Every vector $e_i$ can be written as a linear comination of $e_i\Rightarrow e_i$ span $\mathcal{P_2}$
If $A$ is invertible, $e_i$ are linearly independent.
From the span and linear independence, set of $e_i$ form a basis for $\mathcal{P_2}$.
Hint:
Write $\det (A)=0$ as an equation in $a_1$ : $$ a_1^2(a_3-a_2)+a_1(a_2^2-a_3^2)+a_2a_3(a_3-a_2)=0 $$
Solve for $a_1$ this second degree equation, with $a_2$ and $a_3$ as parameter.

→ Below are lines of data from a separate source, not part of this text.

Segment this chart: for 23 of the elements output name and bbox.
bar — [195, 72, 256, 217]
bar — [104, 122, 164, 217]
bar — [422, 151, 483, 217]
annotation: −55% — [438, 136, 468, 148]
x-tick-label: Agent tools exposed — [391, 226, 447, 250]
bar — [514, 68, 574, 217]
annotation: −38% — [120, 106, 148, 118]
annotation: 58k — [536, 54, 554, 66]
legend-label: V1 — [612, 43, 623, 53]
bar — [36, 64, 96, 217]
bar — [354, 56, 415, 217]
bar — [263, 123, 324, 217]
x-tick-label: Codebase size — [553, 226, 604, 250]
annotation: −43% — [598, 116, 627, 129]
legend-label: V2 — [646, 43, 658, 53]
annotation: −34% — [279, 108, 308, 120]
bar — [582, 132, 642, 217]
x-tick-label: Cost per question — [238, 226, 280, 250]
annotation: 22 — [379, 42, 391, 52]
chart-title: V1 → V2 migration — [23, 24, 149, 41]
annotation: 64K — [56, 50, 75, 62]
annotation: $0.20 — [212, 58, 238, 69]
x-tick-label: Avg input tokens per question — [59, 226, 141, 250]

We have the discriminant $\Delta=(a_2-a_3)^4$ and the solutions, for $a_2 \ne a_3$, are $a_1=a_2$ or $a_1=a_3$ . Now you can find when the three column vectors are linearly independent and, as you have noted, they are a basis in$\mathbb{R}^3$.
Note that this result is the same as suggested by Milo Brandt in his comment (now I see it !).